Understanding Health Insurance
One of the most important investments we can make is having health insurance. Problems like illnesses, injuries and any other medical setbacks can be significantly expensive if they necessitate visits to the hospital and procedures such as surgery. Maintaining adequate health coverage is the best method to ensure that you do not feel hampered when you need to attend emergency medical expenses by yourself.
According to reports provided by the Kaiser Family Foundation, approximately 47 million or 15% of the population of the nonelderly were not insured by the year 2012. As such, these people had to pay 33% of their medical expenses by themselves. They also encountered higher bills than the people who had health coverage. Information from hospitals shows that residential treatment can cost as much as $10,000 per visit.

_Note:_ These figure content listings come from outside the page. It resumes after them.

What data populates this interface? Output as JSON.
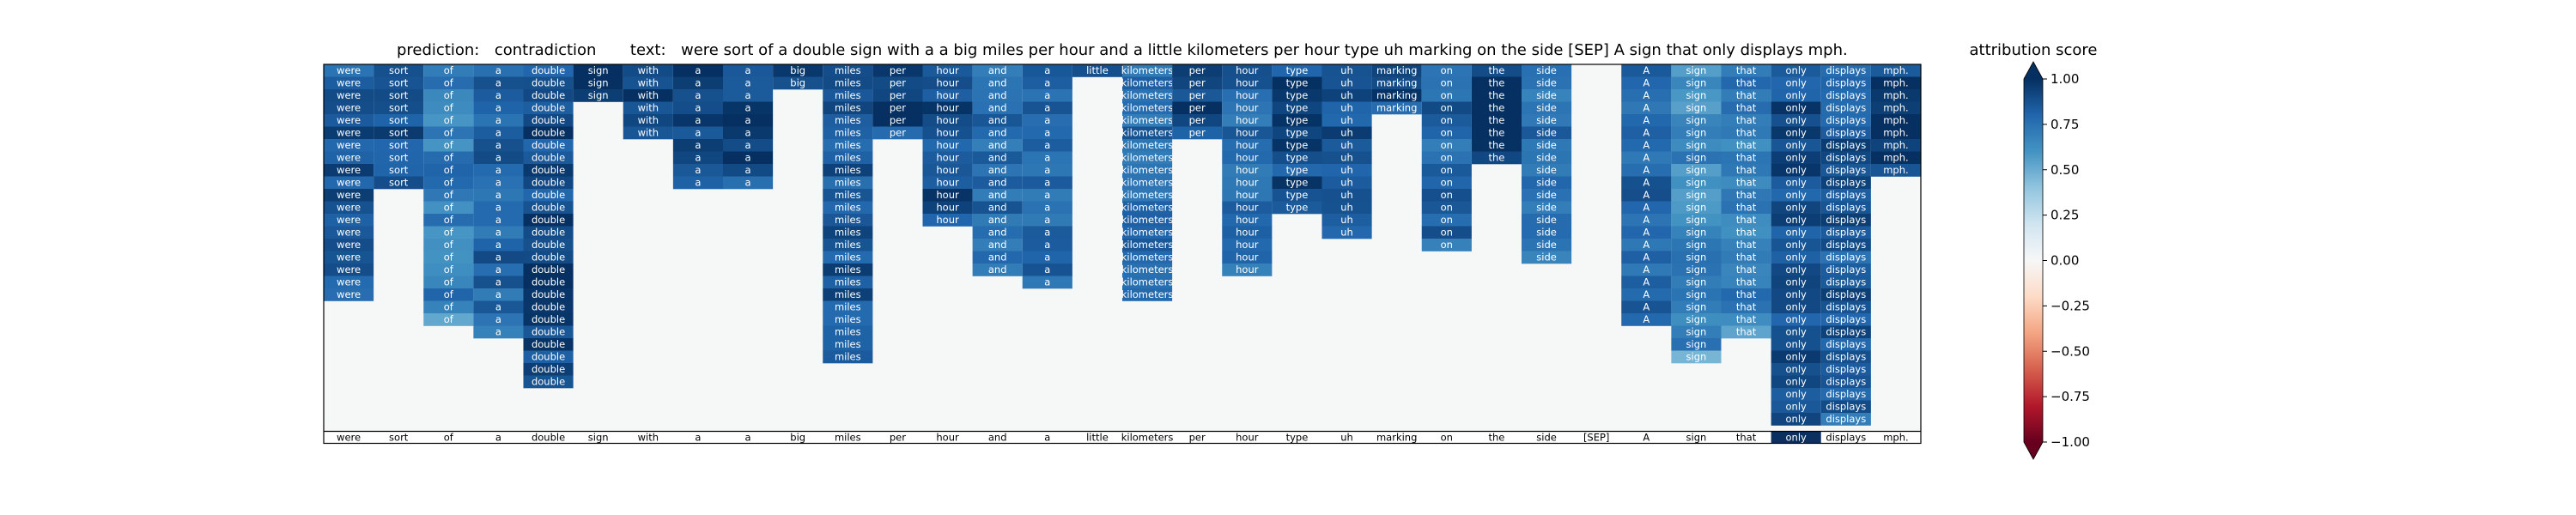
{
  "title": {
    "prediction_label": "prediction:",
    "prediction_value": "contradiction",
    "text_label": "text:",
    "text_value": "were sort of a double sign with a a big miles per hour and a little kilometers per hour type uh marking on the side [SEP] A sign that only displays mph."
  },
  "colorbar": {
    "title": "attribution score",
    "ticks": [
      "1.00",
      "0.75",
      "0.50",
      "0.25",
      "0.00",
      "−0.25",
      "−0.50",
      "−0.75",
      "−1.00"
    ],
    "tick_values": [
      1.0,
      0.75,
      0.5,
      0.25,
      0.0,
      -0.25,
      -0.5,
      -0.75,
      -1.0
    ],
    "colormap": "RdBu",
    "range": [
      -1,
      1
    ]
  },
  "chart_data": {
    "type": "heatmap",
    "tokens": [
      "were",
      "sort",
      "of",
      "a",
      "double",
      "sign",
      "with",
      "a",
      "a",
      "big",
      "miles",
      "per",
      "hour",
      "and",
      "a",
      "little",
      "kilometers",
      "per",
      "hour",
      "type",
      "uh",
      "marking",
      "on",
      "the",
      "side",
      "[SEP]",
      "A",
      "sign",
      "that",
      "only",
      "displays",
      "mph."
    ],
    "kept_row_counts": [
      19,
      10,
      21,
      22,
      26,
      3,
      6,
      10,
      10,
      2,
      24,
      6,
      13,
      17,
      18,
      1,
      19,
      6,
      17,
      12,
      14,
      4,
      15,
      8,
      16,
      0,
      21,
      24,
      22,
      29,
      29,
      9
    ],
    "mean_scores": [
      0.85,
      0.9,
      0.7,
      0.8,
      0.9,
      0.95,
      0.95,
      0.95,
      0.95,
      0.95,
      0.85,
      0.95,
      0.9,
      0.8,
      0.8,
      0.95,
      0.8,
      0.95,
      0.8,
      0.9,
      0.9,
      0.95,
      0.8,
      0.95,
      0.75,
      0.0,
      0.8,
      0.65,
      0.7,
      0.9,
      0.85,
      0.95
    ],
    "highlighted_tokens": [
      "only"
    ],
    "xlabel": "",
    "ylabel": ""
  }
}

If you do not want to bear these expenses, you will need to invest in health insurance and do so appropriately. In this article, we are trying to give you some of the fundamental concepts which govern the medical insurance industry and some popular sources of health coverage. Our objective is to ease your burden while educating you about the options available options.
The Basics
When you decide to purchase a cost-effective health insurance coverage, you must understand the terminologies that are used in the industry. This is one of the initial steps that will prove helpful in obtaining a cost-effective coverage plan. Let us begin by giving you a few key definitions.
Premium.
This is the amount that you are required to pay the insurance company for the coverage every month or year.
Deductible.
This is the fee you must pay from your pocket before the coverage begins. The amounts are generally rounded off at figures of $500 or $1000. Usually, the lower the premium, the higher the deductible.
Coinsurance.
This is the money that will be owed to the medical provider after the deductible is paid. Coinsurance is typically set as a percentage of the entire bill.
Co-pay.
This insurance plan is similar to coinsurance with a single exception. You will not be required to wait until the deductible has been paid, but you are required to make a copayment when you receive the service. Copayments are generally standardized by the plan you have chosen.
Out-of-pocket maximum.
This is the money you pay as deductibles and charges for coinsurance before the insurer begins paying for all expenses that are covered.
In network.
This term refers to medical establishments and physicians that are providing patient services covered by the insurance plan. These are the most cost-effective options available for policyholders because the insurers have negotiated lower prices with their network providers.
Out-of-network.
These are the medical establishments and physicians that are not covered under your insurance plan. Services obtained from out-of-network providers are expensive because the insurer has not negotiated lower prices with them.
Pre-existing conditions.
These are any chronic diseases, disabilities or any of the conditions you may have when making the application. Symptoms and ongoing treatments for pre-existing conditions can result in higher premiums being charged by the insurance company.
Waiting period.
A number of employer-sponsored plans for insurance mandate a waiting period of 90 days before the employees can enroll in their insurance plans.
Enrollment period.
This is the period of time during which you can make an application for health insurance or modify the plan you have chosen to include no spouse or children. Policyholders do not have the option of adjusting their plan until the next open enrollment unless they experience events such as marriage, divorce, changes to personal or household income, relocation, the birth of a child, etc.
Where Can You Get The Coverage You Need?
Within the United States, most health insurance coverage options fall under a couple of general categories. You may purchase individual coverage for yourself and your family members by contacting insurance companies directly. You can also opt for group coverage if you are an eligible employee or a student. The parameters and regulations pertaining to either type of coverages have changed significantly with the introduction of the Affordable Care Act.